As the work on the documentary became more involved, it became clear that we had to tackle forthrightly O’Connor and racism. As a white woman of some privilege, she lived through the last years of the Jim Crow South and the rigid class system of peoples that it engendered. She was slow to grasp the magnitude of the developing civil rights movement and its effect on the country. Though comfortable acknowledging that O’Connor was shaped by the racist and segregated world in which she lived, I was concerned that we find a critical way to interrogate the complexity of racism in both her life, her work, and in her manners. We relay how O’Connor tells a friend that she became an integrationist on a bus ride from Georgia to Iowa in 1948, after seeing how an African American woman was forced to leave her seat and move to the back of the bus. Others comment on O’Connor’s use of the N-word in her short- story, “The Artificial Nigger,” the rightness in standing up for her title and the nuance that she is asking from her readers. We found archival footage of the African American choreographer Bill T. Jones, who adapted the story into a dance sequence, explaining why he thought the story a worthy exploration of how we learn to be racist. And we interviewed the New York stage director Karin Koonrod, who has staged O’Connor’s story, “Everything That Rises Must Converge” as a post-Rosa Parks bus ride through Atlanta. It made me realize more than ever that the question of race was everywhere in O’Connor’s work.

But perhaps the interview with critic and professor Bruce Gentry from O’Connor’s alma mater, Georgia State College in Milledgeville, helped us to find a way to understand the way race operates in O’Connor’s life and work.

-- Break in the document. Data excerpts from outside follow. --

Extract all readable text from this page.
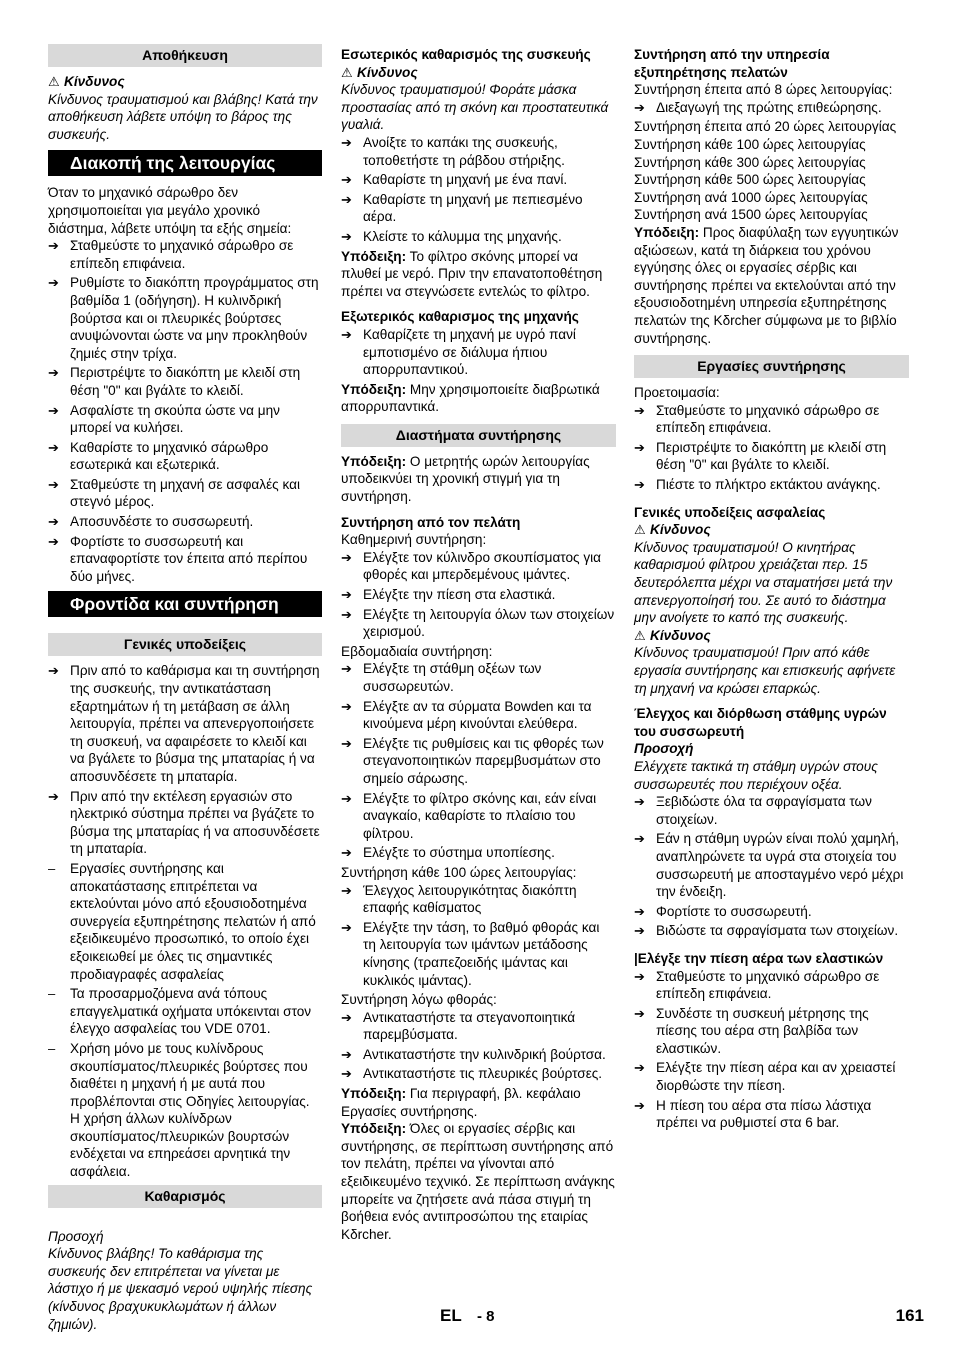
Αποθήκευση
⚠ Κίνδυνος

Κίνδυνος τραυματισμού και βλάβης! Κατά την αποθήκευση λάβετε υπόψη το βάρος της συσκευής.

Διακοπή της λειτουργίας

Όταν το μηχανικό σάρωθρο δεν χρησιμοποιείται για μεγάλο χρονικό διάστημα, λάβετε υπόψη τα εξής σημεία:

➔ Σταθμεύστε το μηχανικό σάρωθρο σε επίπεδη επιφάνεια.
➔ Ρυθμίστε το διακόπτη προγράμματος στη βαθμίδα 1 (οδήγηση). Η κυλινδρική βούρτσα και οι πλευρικές βούρτσες ανυψώνονται ώστε να μην προκληθούν ζημιές στην τρίχα.
➔ Περιστρέψτε το διακόπτη με κλειδί στη θέση "0" και βγάλτε το κλειδί.
➔ Ασφαλίστε τη σκούπα ώστε να μην μπορεί να κυλήσει.
➔ Καθαρίστε το μηχανικό σάρωθρο εσωτερικά και εξωτερικά.
➔ Σταθμεύστε τη μηχανή σε ασφαλές και στεγνό μέρος.
➔ Αποσυνδέστε το συσσωρευτή.
➔ Φορτίστε το συσσωρευτή και επαναφορτίστε τον έπειτα από περίπου δύο μήνες.
Φροντίδα και συντήρηση
Γενικές υποδείξεις
➔ Πριν από το καθάρισμα και τη συντήρηση της συσκευής, την αντικατάσταση εξαρτημάτων ή τη μετάβαση σε άλλη λειτουργία, πρέπει να απενεργοποιήσετε τη συσκευή, να αφαιρέσετε το κλειδί και να βγάλετε το βύσμα της μπαταρίας ή να αποσυνδέσετε τη μπαταρία.
➔ Πριν από την εκτέλεση εργασιών στο ηλεκτρικό σύστημα πρέπει να βγάζετε το βύσμα της μπαταρίας ή να αποσυνδέσετε τη μπαταρία.
–	Εργασίες συντήρησης και αποκατάστασης επιτρέπεται να εκτελούνται μόνο από εξουσιοδοτημένα συνεργεία εξυπηρέτησης πελατών ή από εξειδικευμένο προσωπικό, το οποίο έχει εξοικειωθεί με όλες τις σημαντικές προδιαγραφές ασφαλείας
–	Τα προσαρμοζόμενα ανά τόπους επαγγελματικά οχήματα υπόκεινται στον έλεγχο ασφαλείας του VDE 0701.
–	Χρήση μόνο με τους κυλίνδρους σκουπίσματος/πλευρικές βούρτσες που διαθέτει η μηχανή ή με αυτά που προβλέπονται στις Οδηγίες λειτουργίας. Η χρήση άλλων κυλίνδρων σκουπίσματος/πλευρικών βουρτσών ενδέχεται να επηρεάσει αρνητικά την ασφάλεια.
Καθαρισμός

Προσοχή

Κίνδυνος βλάβης! Το καθάρισμα της συσκευής δεν επιτρέπεται να γίνεται με λάστιχο ή με ψεκασμό νερού υψηλής πίεσης (κίνδυνος βραχυκυκλωμάτων ή άλλων ζημιών).

Εσωτερικός καθαρισμός της συσκευής

⚠ Κίνδυνος

Κίνδυνος τραυματισμού! Φοράτε μάσκα προστασίας από τη σκόνη και προστατευτικά γυαλιά.

➔ Ανοίξτε το καπάκι της συσκευής, τοποθετήστε τη ράβδου στήριξης.
➔ Καθαρίστε τη μηχανή με ένα πανί.
➔ Καθαρίστε τη μηχανή με πεπιεσμένο αέρα.
➔ Κλείστε το κάλυμμα της μηχανής.

Υπόδειξη: Το φίλτρο σκόνης μπορεί να πλυθεί με νερό. Πριν την επανατοποθέτηση πρέπει να στεγνώσετε εντελώς το φίλτρο.

Εξωτερικός καθαρισμος της μηχανής

➔ Καθαρίζετε τη μηχανή με υγρό πανί εμποτισμένο σε διάλυμα ήπιου απορρυπαντικού.

Υπόδειξη: Μην χρησιμοποιείτε διαβρωτικά απορρυπαντικά.

Διαστήματα συντήρησης

Υπόδειξη: Ο μετρητής ωρών λειτουργίας υποδεικνύει τη χρονική στιγμή για τη συντήρηση.

Συντήρηση από τον πελάτη

Καθημερινή συντήρηση:

➔ Ελέγξτε τον κύλινδρο σκουπίσματος για φθορές και μπερδεμένους ιμάντες.
➔ Ελέγξτε την πίεση στα ελαστικά.
➔ Ελέγξτε τη λειτουργία όλων των στοιχείων χειρισμού.

Εβδομαδιαία συντήρηση:

➔ Ελέγξτε τη στάθμη οξέων των συσσωρευτών.
➔ Ελέγξτε αν τα σύρματα Bowden και τα κινούμενα μέρη κινούνται ελεύθερα.
➔ Ελέγξτε τις ρυθμίσεις και τις φθορές των στεγανοποιητικών παρεμβυσμάτων στο σημείο σάρωσης.
➔ Ελέγξτε το φίλτρο σκόνης και, εάν είναι αναγκαίο, καθαρίστε το πλαίσιο του φίλτρου.
➔ Ελέγξτε το σύστημα υποπίεσης.

Συντήρηση κάθε 100 ώρες λειτουργίας:

➔ Έλεγχος λειτουργικότητας διακόπτη επαφής καθίσματος
➔ Ελέγξτε την τάση, το βαθμό φθοράς και τη λειτουργία των ιμάντων μετάδοσης κίνησης (τραπεζοειδής ιμάντας και κυκλικός ιμάντας).

Συντήρηση λόγω φθοράς:

➔ Αντικαταστήστε τα στεγανοποιητικά παρεμβύσματα.
➔ Αντικαταστήστε την κυλινδρική βούρτσα.
➔ Αντικαταστήστε τις πλευρικές βούρτσες.

Υπόδειξη: Για περιγραφή, βλ. κεφάλαιο Εργασίες συντήρησης.

Υπόδειξη: Όλες οι εργασίες σέρβις και συντήρησης, σε περίπτωση συντήρησης από τον πελάτη, πρέπει να γίνονται από εξειδικευμένο τεχνικό. Σε περίπτωση ανάγκης μπορείτε να ζητήσετε ανά πάσα στιγμή τη βοήθεια ενός αντιπροσώπου της εταιρίας Kδrcher.

Συντήρηση από την υπηρεσία εξυπηρέτησης πελατών

Συντήρηση έπειτα από 8 ώρες λειτουργίας:

➔ Διεξαγωγή της πρώτης επιθεώρησης.

Συντήρηση έπειτα από 20 ώρες λειτουργίας

Συντήρηση κάθε 100 ώρες λειτουργίας

Συντήρηση κάθε 300 ώρες λειτουργίας

Συντήρηση κάθε 500 ώρες λειτουργίας

Συντήρηση ανά 1000 ώρες λειτουργίας

Συντήρηση ανά 1500 ώρες λειτουργίας

Υπόδειξη: Προς διαφύλαξη των εγγυητικών αξιώσεων, κατά τη διάρκεια του χρόνου εγγύησης όλες οι εργασίες σέρβις και συντήρησης πρέπει να εκτελούνται από την εξουσιοδοτημένη υπηρεσία εξυπηρέτησης πελατών της Kδrcher σύμφωνα με το βιβλίο συντήρησης.

Εργασίες συντήρησης

Προετοιμασία:

➔ Σταθμεύστε το μηχανικό σάρωθρο σε επίπεδη επιφάνεια.
➔ Περιστρέψτε το διακόπτη με κλειδί στη θέση "0" και βγάλτε το κλειδί.
➔ Πιέστε το πλήκτρο εκτάκτου ανάγκης.

Γενικές υποδείξεις ασφαλείας

⚠ Κίνδυνος

Κίνδυνος τραυματισμού! Ο κινητήρας καθαρισμού φίλτρου χρειάζεται περ. 15 δευτερόλεπτα μέχρι να σταματήσει μετά την απενεργοποίησή του. Σε αυτό το διάστημα μην ανοίγετε το καπό της συσκευής.

⚠ Κίνδυνος

Κίνδυνος τραυματισμού! Πριν από κάθε εργασία συντήρησης και επισκευής αφήνετε τη μηχανή να κρώσει επαρκώς.

Έλεγχος και διόρθωση στάθμης υγρών του συσσωρευτή

Προσοχή

Ελέγχετε τακτικά τη στάθμη υγρών στους συσσωρευτές που περιέχουν οξέα.

➔ Ξεβιδώστε όλα τα σφραγίσματα των στοιχείων.
➔ Εάν η στάθμη υγρών είναι πολύ χαμηλή, αναπληρώνετε τα υγρά στα στοιχεία του συσσωρευτή με αποσταγμένο νερό μέχρι την ένδειξη.
➔ Φορτίστε το συσσωρευτή.
➔ Βιδώστε τα σφραγίσματα των στοιχείων.

|Ελέγξε την πίεση αέρα των ελαστικών

➔ Σταθμεύστε το μηχανικό σάρωθρο σε επίπεδη επιφάνεια.
➔ Συνδέστε τη συσκευή μέτρησης της πίεσης του αέρα στη βαλβίδα των ελαστικών.
➔ Ελέγξτε την πίεση αέρα και αν χρειαστεί διορθώστε την πίεση.
➔ Η πίεση του αέρα στα πίσω λάστιχα πρέπει να ρυθμιστεί στα 6 bar.
EL - 8	161
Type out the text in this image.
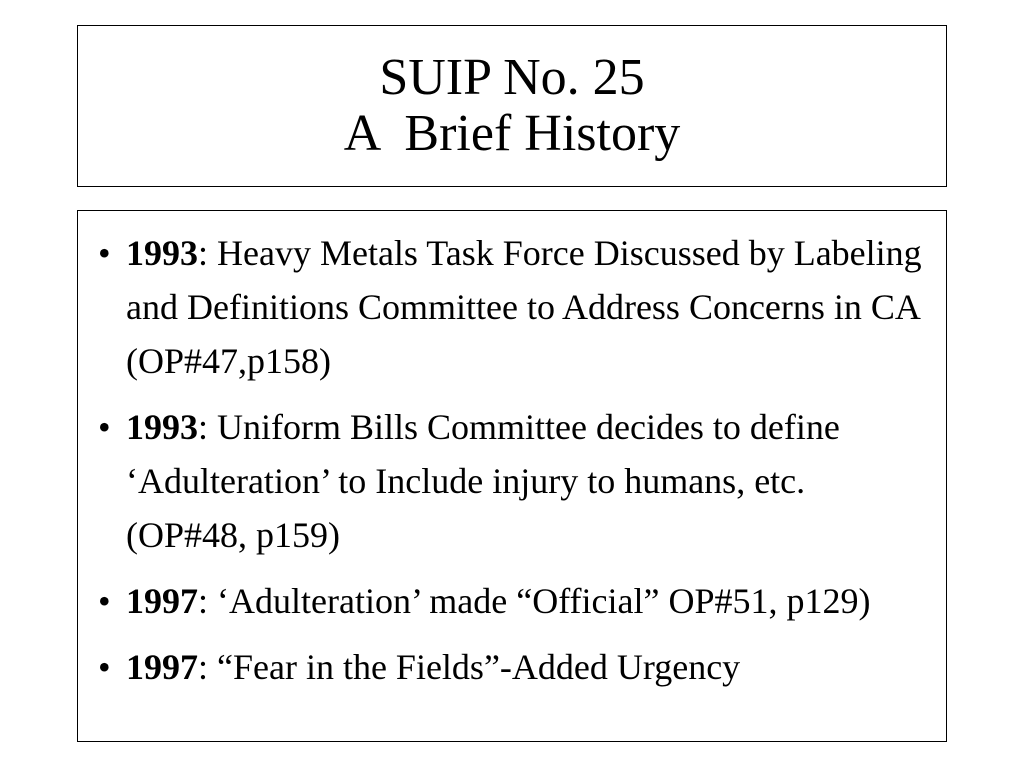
SUIP No. 25
A  Brief History
• 1993: Heavy Metals Task Force Discussed by Labeling and Definitions Committee to Address Concerns in CA (OP#47,p158)
• 1993: Uniform Bills Committee decides to define ‘Adulteration’ to Include injury to humans, etc.(OP#48, p159)
• 1997: ‘Adulteration’ made “Official” OP#51, p129)
• 1997: “Fear in the Fields”-Added Urgency
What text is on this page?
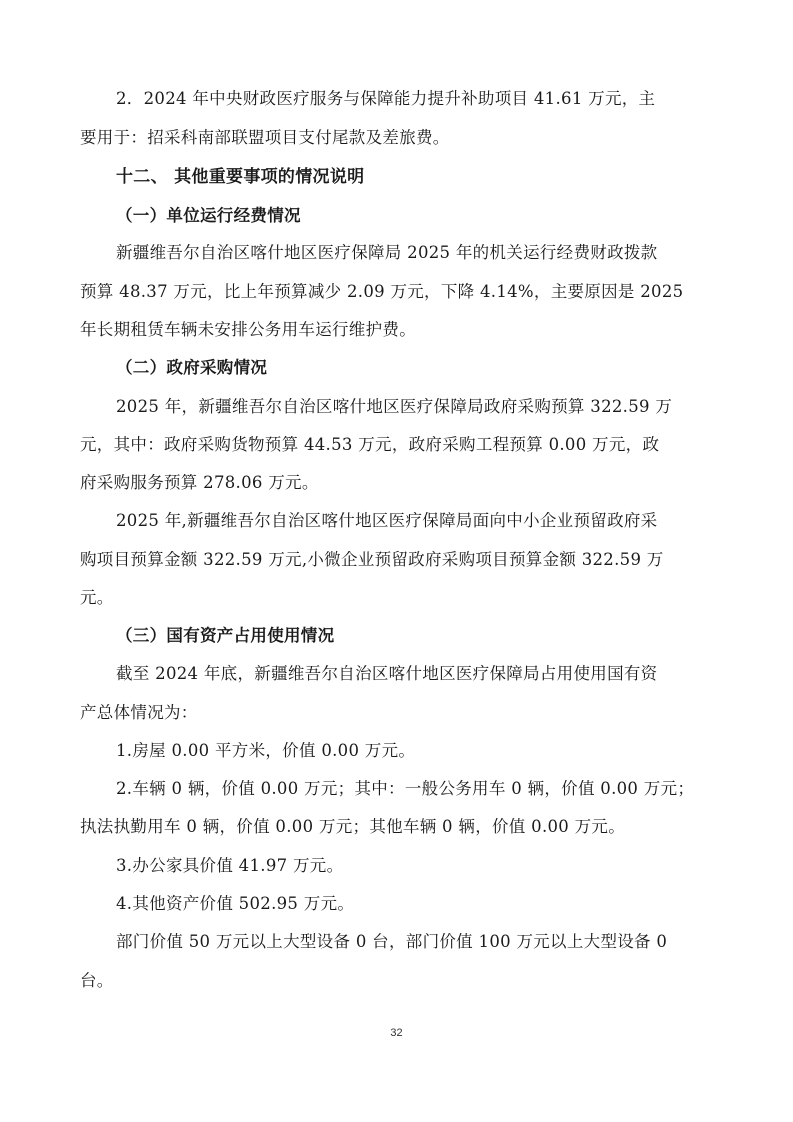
2．2024 年中央财政医疗服务与保障能力提升补助项目 41.61 万元，主
要用于：招采科南部联盟项目支付尾款及差旅费。
十二、 其他重要事项的情况说明
（一）单位运行经费情况
新疆维吾尔自治区喀什地区医疗保障局 2025 年的机关运行经费财政拨款
预算 48.37 万元，比上年预算减少 2.09 万元，下降 4.14%，主要原因是 2025
年长期租赁车辆未安排公务用车运行维护费。
（二）政府采购情况
2025 年，新疆维吾尔自治区喀什地区医疗保障局政府采购预算 322.59 万
元，其中：政府采购货物预算 44.53 万元，政府采购工程预算 0.00 万元，政
府采购服务预算 278.06 万元。
2025 年,新疆维吾尔自治区喀什地区医疗保障局面向中小企业预留政府采
购项目预算金额 322.59 万元,小微企业预留政府采购项目预算金额 322.59 万
元。
（三）国有资产占用使用情况
截至 2024 年底，新疆维吾尔自治区喀什地区医疗保障局占用使用国有资
产总体情况为：
1.房屋 0.00 平方米，价值 0.00 万元。
2.车辆 0 辆，价值 0.00 万元；其中：一般公务用车 0 辆，价值 0.00 万元；
执法执勤用车 0 辆，价值 0.00 万元；其他车辆 0 辆，价值 0.00 万元。
3.办公家具价值 41.97 万元。
4.其他资产价值 502.95 万元。
部门价值 50 万元以上大型设备 0 台，部门价值 100 万元以上大型设备 0
台。
32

He comments that O’Connor is the best American fiction writer for “recovering racists, of learning not to be a racist,” implying that anyone who unconsciously lives within the categories of white privilege are, in fact, always recovering from the latent effects of racism:            “Recovering from white racism takes a long time”, Gentry notes, and O’Connor would have included herself in this recovery. Indeed, her stories are shocking and revolutionary in the way they bring home to her readers the assumptions of whiteness. Whether it is Mrs. McIntyre in “The Displaced Person” or Ruby Turpin in “Revelation,” her characters are always caught up short by their deformed understanding of status and race.

Over the last years there has been a rise in neo-Nazi white supremacist organizations looking for legitimacy in speeches and marches in the United States. We have come to a time in our culture where reading Flannery O’Connor’s stories offers us more than the rhetoric of politics and ideology. Her art draws us into the mysterious gray area of modern life, where the brokenness of our human condition plays out in parable-like dramas of violence and redemption. Novelist Mary Gordon judges that “Flannery O’Connor is one of the few writers who is not afraid to look into the darkness.” That darkness, what O’Connor might call the burden of original sin, haunts us today. O’Connor’s stories are redemptive acts because they send us, the readers, to look inside ourselves, where “something in us, as storytellers and as listeners to stories, demands the redemptive act, that demands that what falls at least be offered the chance to be restored”.3

1 The Habit of Being: Letters of Flannery O’Connor, ed. Sally Fitzgerald (New York: Farrar, Straus and Giroux, 1979), 90.

2 Ibid.

3 Mystery and Manners: Occasional Prose, selected and edited by Sally and Robert Fitzgerald (New York: Farrar, Straus & Giroux, 1970), 48.